For public safety concerns, Loucks started off with how proud he was that the Suffolk County Police Department Whiskey Tour would be patrolling the village at night, afterhours.
“They have a little bit more clout than our code officers,” he said. “Our code officers are somewhat restricted with what they can do but are always the first ones there.”
Snaden, who throughout her two years as trustee has implemented several different policies for public safety including the “See Something — Say Something” campaign, as well as a new kiosk for code enforcement to be readily available during their tour.
Ransome argued that when the officers are off duty is when trouble arrives, especially when the bars are let out. She said she would prefer officers to be touring during later hours.
“I think that we need to change our shifts on our codes so that they are working in conjunction with Suffolk County,” she said.
Snaden responded that she is working on making the now part-time officers full time.
“So that would help with those hours, and for them to work closer with Suffolk County later hours into the evening,” she said.
The LIPA power plant and water quality in the harbor were also discussed, with everyone equally acknowledging the importance fiscally of the plant and of renewable green energy. Loud music was asked about, and what the village can do to better control noise after dark, as well as political signs outside of businesses in the village.
When the conversation about the Port Jefferson Country Club came up again, Loucks noted that as of that day, the club had 700 new members.
“I believe the country club is the crown jewel,” he said. “If you’ve not gone up to the country club and walked around the facilities, you really don’t know what you’re missing.”
Ransome agreed, but argued about the senior citizen discount that was taken away, as well as allowing more walkers on the property.
“I think we need to do a better job with our contract we have with our current vendor there, which is The Crest Group, because right now we’re only getting $20,000 a month from the rental of that facility, which is extraordinarily less than what happened when Lombardi’s was there,” she said.
Loucks argued back that when the Lombardi Group left, the space was empty.

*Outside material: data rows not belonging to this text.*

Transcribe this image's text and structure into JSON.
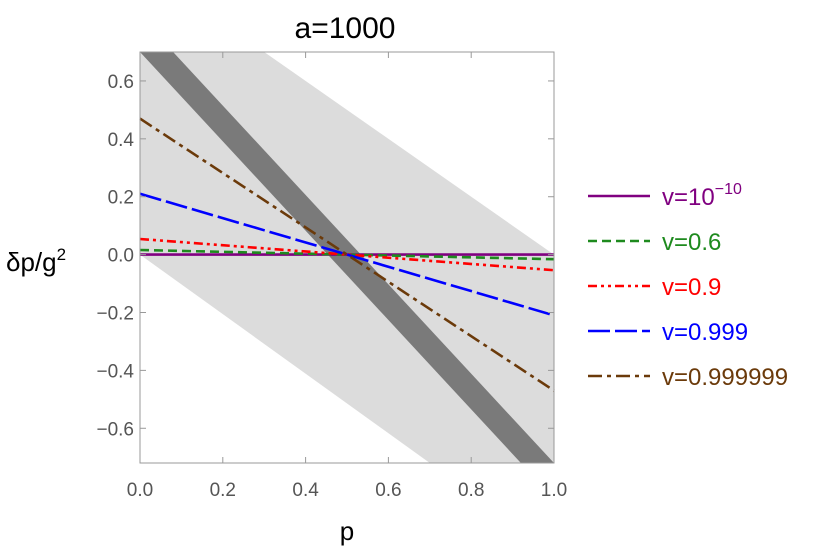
{
  "chart_data": {
    "type": "line",
    "title": "a=1000",
    "xlabel": "p",
    "ylabel": {
      "main": "δp/g",
      "exponent": "2"
    },
    "xlim": [
      0.0,
      1.0
    ],
    "ylim": [
      -0.72,
      0.7
    ],
    "xticks": [
      "0.0",
      "0.2",
      "0.4",
      "0.6",
      "0.8",
      "1.0"
    ],
    "yticks": [
      "0.6",
      "0.4",
      "0.2",
      "0.0",
      "−0.2",
      "−0.4",
      "−0.6"
    ],
    "xtick_values": [
      0.0,
      0.2,
      0.4,
      0.6,
      0.8,
      1.0
    ],
    "ytick_values": [
      0.6,
      0.4,
      0.2,
      0.0,
      -0.2,
      -0.4,
      -0.6
    ],
    "regions": [
      {
        "name": "light band",
        "color": "#dcdcdc",
        "polygon": [
          [
            0.0,
            0.7
          ],
          [
            0.3,
            0.7
          ],
          [
            1.0,
            0.0
          ],
          [
            1.0,
            -0.72
          ],
          [
            0.7,
            -0.72
          ],
          [
            0.0,
            0.0
          ]
        ]
      },
      {
        "name": "dark band",
        "color": "#7a7a7a",
        "polygon": [
          [
            0.0,
            0.7
          ],
          [
            0.08,
            0.7
          ],
          [
            1.0,
            -0.72
          ],
          [
            0.92,
            -0.72
          ],
          [
            0.0,
            0.7
          ]
        ]
      }
    ],
    "series": [
      {
        "name": "v=10^-10",
        "label_main": "v=10",
        "label_exp": "−10",
        "color": "#800080",
        "dash": "",
        "x": [
          0.0,
          1.0
        ],
        "y": [
          0.0,
          0.0
        ]
      },
      {
        "name": "v=0.6",
        "label_main": "v=0.6",
        "label_exp": "",
        "color": "#1e8a1e",
        "dash": "9,5",
        "x": [
          0.0,
          1.0
        ],
        "y": [
          0.016,
          -0.016
        ]
      },
      {
        "name": "v=0.9",
        "label_main": "v=0.9",
        "label_exp": "",
        "color": "#ff0000",
        "dash": "9,4,3,4,3,4",
        "x": [
          0.0,
          1.0
        ],
        "y": [
          0.054,
          -0.054
        ]
      },
      {
        "name": "v=0.999",
        "label_main": "v=0.999",
        "label_exp": "",
        "color": "#0000ff",
        "dash": "22,5",
        "x": [
          0.0,
          1.0
        ],
        "y": [
          0.21,
          -0.21
        ]
      },
      {
        "name": "v=0.999999",
        "label_main": "v=0.999999",
        "label_exp": "",
        "color": "#6b3a0a",
        "dash": "14,5,4,5",
        "x": [
          0.0,
          1.0
        ],
        "y": [
          0.47,
          -0.47
        ]
      }
    ],
    "legend_position": "right"
  }
}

“No one wanted to go up there,” he said. “$20,000 per month goes directly to the village — the village residents pay absolutely no tax money to support the club. Zero. It is a self-sustaining country club.”
Other topics included the marrying of Upper Port and downtown, planning committee critiques, the Gap store vacancy and its parking, also the continuous Lawrence Aviation impact and its future.
To watch the whole debate online, visit the Village of Port Jefferson’s YouTube page.
Residents can vote on Tuesday, June 15, at the Village Center at 101A E. Broadway between the hours of 6 a.m. until 9 p.m.